The Butler controversy continues. For some reason Todd Gitlin, whom even people who disagree with him consider “nuanced,” comes out with a defense of his colleague at Columbia, Judith Butler. Despite the obvious daylight between him and Judith, he frames this as part of a schoolyard fight where he’s defending his friend, and is just one stage before, “I’m rubber and your glue…”
Not what I’d call a serious contribution to the issues at hand.

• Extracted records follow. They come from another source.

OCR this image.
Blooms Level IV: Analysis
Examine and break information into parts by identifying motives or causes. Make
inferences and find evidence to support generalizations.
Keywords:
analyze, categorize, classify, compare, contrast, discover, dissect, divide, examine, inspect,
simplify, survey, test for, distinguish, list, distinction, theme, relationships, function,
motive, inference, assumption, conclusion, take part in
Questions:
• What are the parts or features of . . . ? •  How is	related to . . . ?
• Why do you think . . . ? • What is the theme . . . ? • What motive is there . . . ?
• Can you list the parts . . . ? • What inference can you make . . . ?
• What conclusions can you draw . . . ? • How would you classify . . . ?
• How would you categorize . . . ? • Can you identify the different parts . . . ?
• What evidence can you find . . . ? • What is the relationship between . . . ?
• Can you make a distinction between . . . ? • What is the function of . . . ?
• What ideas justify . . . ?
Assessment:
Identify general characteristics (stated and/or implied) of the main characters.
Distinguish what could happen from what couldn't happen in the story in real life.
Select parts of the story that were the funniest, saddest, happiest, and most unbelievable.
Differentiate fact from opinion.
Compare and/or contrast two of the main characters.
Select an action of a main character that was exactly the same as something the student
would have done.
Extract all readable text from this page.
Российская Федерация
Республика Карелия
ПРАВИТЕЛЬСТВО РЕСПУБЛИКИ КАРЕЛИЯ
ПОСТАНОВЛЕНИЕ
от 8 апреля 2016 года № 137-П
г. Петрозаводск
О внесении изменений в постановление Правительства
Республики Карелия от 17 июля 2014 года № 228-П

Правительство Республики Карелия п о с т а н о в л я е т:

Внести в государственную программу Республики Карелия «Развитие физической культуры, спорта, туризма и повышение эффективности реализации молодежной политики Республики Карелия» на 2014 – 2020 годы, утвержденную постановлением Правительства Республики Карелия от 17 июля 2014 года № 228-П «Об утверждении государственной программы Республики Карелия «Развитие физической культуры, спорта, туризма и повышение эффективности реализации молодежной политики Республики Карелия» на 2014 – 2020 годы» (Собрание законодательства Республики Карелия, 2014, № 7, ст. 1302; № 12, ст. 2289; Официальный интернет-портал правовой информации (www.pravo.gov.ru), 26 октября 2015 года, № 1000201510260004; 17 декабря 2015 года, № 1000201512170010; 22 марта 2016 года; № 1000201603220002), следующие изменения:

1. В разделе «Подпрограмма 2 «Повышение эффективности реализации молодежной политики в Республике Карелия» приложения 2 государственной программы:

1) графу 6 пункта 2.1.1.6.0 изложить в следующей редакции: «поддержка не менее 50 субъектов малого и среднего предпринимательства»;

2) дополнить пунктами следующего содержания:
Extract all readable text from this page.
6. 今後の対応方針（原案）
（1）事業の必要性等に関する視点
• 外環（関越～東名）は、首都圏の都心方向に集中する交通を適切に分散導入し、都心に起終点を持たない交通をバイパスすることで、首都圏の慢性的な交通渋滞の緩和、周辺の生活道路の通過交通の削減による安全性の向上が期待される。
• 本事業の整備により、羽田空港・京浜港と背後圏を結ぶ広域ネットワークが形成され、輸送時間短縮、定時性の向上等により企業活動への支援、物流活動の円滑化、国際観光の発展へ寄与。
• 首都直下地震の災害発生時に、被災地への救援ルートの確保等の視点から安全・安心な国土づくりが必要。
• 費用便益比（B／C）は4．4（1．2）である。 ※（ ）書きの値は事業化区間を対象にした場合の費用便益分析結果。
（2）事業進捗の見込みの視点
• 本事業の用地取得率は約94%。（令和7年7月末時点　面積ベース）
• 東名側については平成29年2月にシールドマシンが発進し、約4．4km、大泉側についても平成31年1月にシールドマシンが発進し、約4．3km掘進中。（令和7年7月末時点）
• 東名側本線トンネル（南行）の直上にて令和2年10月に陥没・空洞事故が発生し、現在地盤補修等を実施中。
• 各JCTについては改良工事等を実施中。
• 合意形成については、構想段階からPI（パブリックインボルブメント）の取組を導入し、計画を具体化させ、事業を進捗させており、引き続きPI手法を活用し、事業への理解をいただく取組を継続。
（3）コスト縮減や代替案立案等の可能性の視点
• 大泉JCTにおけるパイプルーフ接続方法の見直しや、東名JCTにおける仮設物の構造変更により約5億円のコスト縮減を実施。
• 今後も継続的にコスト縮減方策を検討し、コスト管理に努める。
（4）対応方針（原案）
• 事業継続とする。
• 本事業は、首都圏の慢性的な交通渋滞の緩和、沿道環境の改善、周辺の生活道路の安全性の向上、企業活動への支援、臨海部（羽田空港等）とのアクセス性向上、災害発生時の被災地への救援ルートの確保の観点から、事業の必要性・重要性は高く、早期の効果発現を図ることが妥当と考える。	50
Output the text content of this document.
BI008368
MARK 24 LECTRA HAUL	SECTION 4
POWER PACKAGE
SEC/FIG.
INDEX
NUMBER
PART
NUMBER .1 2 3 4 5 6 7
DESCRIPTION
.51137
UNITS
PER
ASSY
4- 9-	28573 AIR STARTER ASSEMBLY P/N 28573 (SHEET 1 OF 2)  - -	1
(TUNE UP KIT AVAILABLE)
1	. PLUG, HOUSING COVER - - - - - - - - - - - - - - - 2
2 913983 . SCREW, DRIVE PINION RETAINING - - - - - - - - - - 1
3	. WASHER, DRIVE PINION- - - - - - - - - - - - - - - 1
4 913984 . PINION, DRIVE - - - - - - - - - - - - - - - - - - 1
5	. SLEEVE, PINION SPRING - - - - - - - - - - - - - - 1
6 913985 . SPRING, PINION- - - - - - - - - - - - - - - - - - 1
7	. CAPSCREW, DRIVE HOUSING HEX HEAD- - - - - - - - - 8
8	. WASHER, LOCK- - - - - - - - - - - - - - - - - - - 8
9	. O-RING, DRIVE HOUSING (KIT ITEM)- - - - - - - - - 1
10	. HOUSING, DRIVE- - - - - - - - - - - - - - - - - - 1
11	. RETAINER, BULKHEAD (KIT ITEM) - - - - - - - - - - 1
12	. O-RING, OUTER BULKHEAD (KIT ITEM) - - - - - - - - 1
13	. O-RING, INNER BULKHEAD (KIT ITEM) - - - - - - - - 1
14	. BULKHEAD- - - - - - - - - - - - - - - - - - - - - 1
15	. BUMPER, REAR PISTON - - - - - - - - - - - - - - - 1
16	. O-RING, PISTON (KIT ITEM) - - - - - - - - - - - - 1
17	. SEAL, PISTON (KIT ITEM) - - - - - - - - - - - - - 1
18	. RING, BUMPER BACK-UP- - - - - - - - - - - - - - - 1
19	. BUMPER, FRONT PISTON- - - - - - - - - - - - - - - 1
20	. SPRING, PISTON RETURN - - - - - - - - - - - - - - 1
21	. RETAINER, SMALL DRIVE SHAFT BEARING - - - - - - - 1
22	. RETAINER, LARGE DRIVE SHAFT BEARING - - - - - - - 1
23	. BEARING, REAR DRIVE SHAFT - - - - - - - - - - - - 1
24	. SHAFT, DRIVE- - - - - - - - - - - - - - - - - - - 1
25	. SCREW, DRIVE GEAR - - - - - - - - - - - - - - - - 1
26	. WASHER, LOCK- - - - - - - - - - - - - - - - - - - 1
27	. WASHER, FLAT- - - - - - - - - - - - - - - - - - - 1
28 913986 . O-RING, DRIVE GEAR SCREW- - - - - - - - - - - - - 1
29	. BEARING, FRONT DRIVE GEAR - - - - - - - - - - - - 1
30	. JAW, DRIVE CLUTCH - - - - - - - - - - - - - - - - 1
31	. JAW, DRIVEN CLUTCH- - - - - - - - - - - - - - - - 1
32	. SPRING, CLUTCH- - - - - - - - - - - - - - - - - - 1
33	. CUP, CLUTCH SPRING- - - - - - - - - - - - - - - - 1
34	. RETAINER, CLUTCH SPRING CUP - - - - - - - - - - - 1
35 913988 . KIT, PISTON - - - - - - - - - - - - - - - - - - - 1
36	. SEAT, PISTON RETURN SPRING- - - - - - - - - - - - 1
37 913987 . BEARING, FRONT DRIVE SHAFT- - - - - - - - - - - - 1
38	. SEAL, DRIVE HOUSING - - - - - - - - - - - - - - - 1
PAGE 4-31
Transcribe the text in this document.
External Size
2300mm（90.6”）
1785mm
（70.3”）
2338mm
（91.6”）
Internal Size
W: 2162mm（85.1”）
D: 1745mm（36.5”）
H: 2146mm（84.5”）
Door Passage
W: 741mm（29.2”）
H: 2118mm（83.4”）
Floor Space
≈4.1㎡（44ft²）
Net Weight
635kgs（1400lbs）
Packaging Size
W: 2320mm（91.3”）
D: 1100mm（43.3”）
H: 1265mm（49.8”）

The Trouble With Judith Butler—and Her Critics
September 4, 2012, 2:24 pm
By Todd Gitlin
Whatever one wants to say about the philosopher Judith Butler’s contribution to contemporary thought, I suspect that not even her most devoted disciple would call her a lucid writer. In her introduction to an early book, Gender Trouble, she writes:
- There is a new venue for theory, necessarily impure, where it emerges in and as the very event of cultural translation. This is not the displacement of theory by historicism, nor a simple historicization of theory that exposes the contingent limits of its more generalizable claims. It is, rather, the emergence of theory at the site where cultural horizons meet, where the demand for translation is acute and its promise of success, uncertain.
What we have here, and throughout Butler’s writings, are not so much [sic?] sentences that carry propositions as a whiff of the burning of incense before an idol called “theory.” There are some in the academy who find this practice “emancipating.” I do not.
I agree (nice image), although this is hardly the most impenetrable of her smoke columns. It actually brushes close to comprehensibility.
Be that as it may, the author of those unilluminating sentences is soon to receive the City of Frankfurt’s triennial Theodor W. Adorno Prize, named for the brilliant, prolific, vastly complex, often tangled, so-called Frankfurt School German-Jewish thinker genius who was himself given to wild overstatement of the sort that Butler, in fact, quotes in the epigraph to another one of her books: “The value of thought is measured by its distance from the continuity of the familiar.” A moment’s reflection shows this to be nonsense. Adorno had bad days, too.
Actually it’s one of the unspoken goals of most academics who want to make an original contribution: the counter-intuitive truth. Who wants to spend a lifetime regurgitating Vérités de la Palice?
The politics of “theory” and prize committees would be interesting subjects on their own, but the focus of vehement attack by The Jerusalem Post and organizations devoted to My-Israel-Right-or-Wrong politics is a more specific claim.
This is an interesting trope that one runs across often: “my Israel right or wrong” or the “Israel firsters.” It’s an effort to dismiss as some kind of primitive incarnation of an “us-them” mentality, people who defend Israel against calumnies. Most people identified as Israel-firsters are not. They are capable of both recognizing legitimate criticism and even articulating it.
But we draw lines between constructive criticism and destructive, between criticizing policies soberly and demonizing, between concerned tochachah and existential hatred. Most people who dismiss defenders of Israel as Israel-firsters, on the other hand, are “Israel is wrong firsters,” who, like Judith Butler, have no trouble finding their full-throated voices when criticizing Israel in no uncertain terms and based on highly uncertain sources, but somehow mumble and fumble when it comes to denouncing her ferocious enemies.
In the context of a battle with an enemy that has one of the most regressive ”my side right or wrong” attitudes – “love my side and hate everyone else” – which is constantly being reinforced by the opposite “progressive” meme of “your side right or wrong” that must accept the epistemological priority of the subaltern “Other” (as does Helena Cobban), it’s a pretty ugly accusation. It goes hand in hand with the common trope, “any criticism of Israel is considered anti-Semitic,” which Butler and her convulsively anti-Israel colleagues uses constantly as a smokescreen for vicious criticism.
In the words of the Post’s Benjamin Weinthal, Butler “advocates a sweeping boycott of ties with Israel’s cultural and academic establishment and has defended Hezbollah and Hamas as progressive organizations.”
This slovenly slash-and-burn propaganda, masquerading as journalism, has occasioned a crisp reply by Butler:
Wow. This is pretty amazing. Weinthal’s piece is slash and burn propaganda, while her long, rambling, and insubstantial reply is “crisp”? Surely a scholar of nuance, like Todd Gitlin can do better. This is red-meat language for the carnivore “progressive” choir.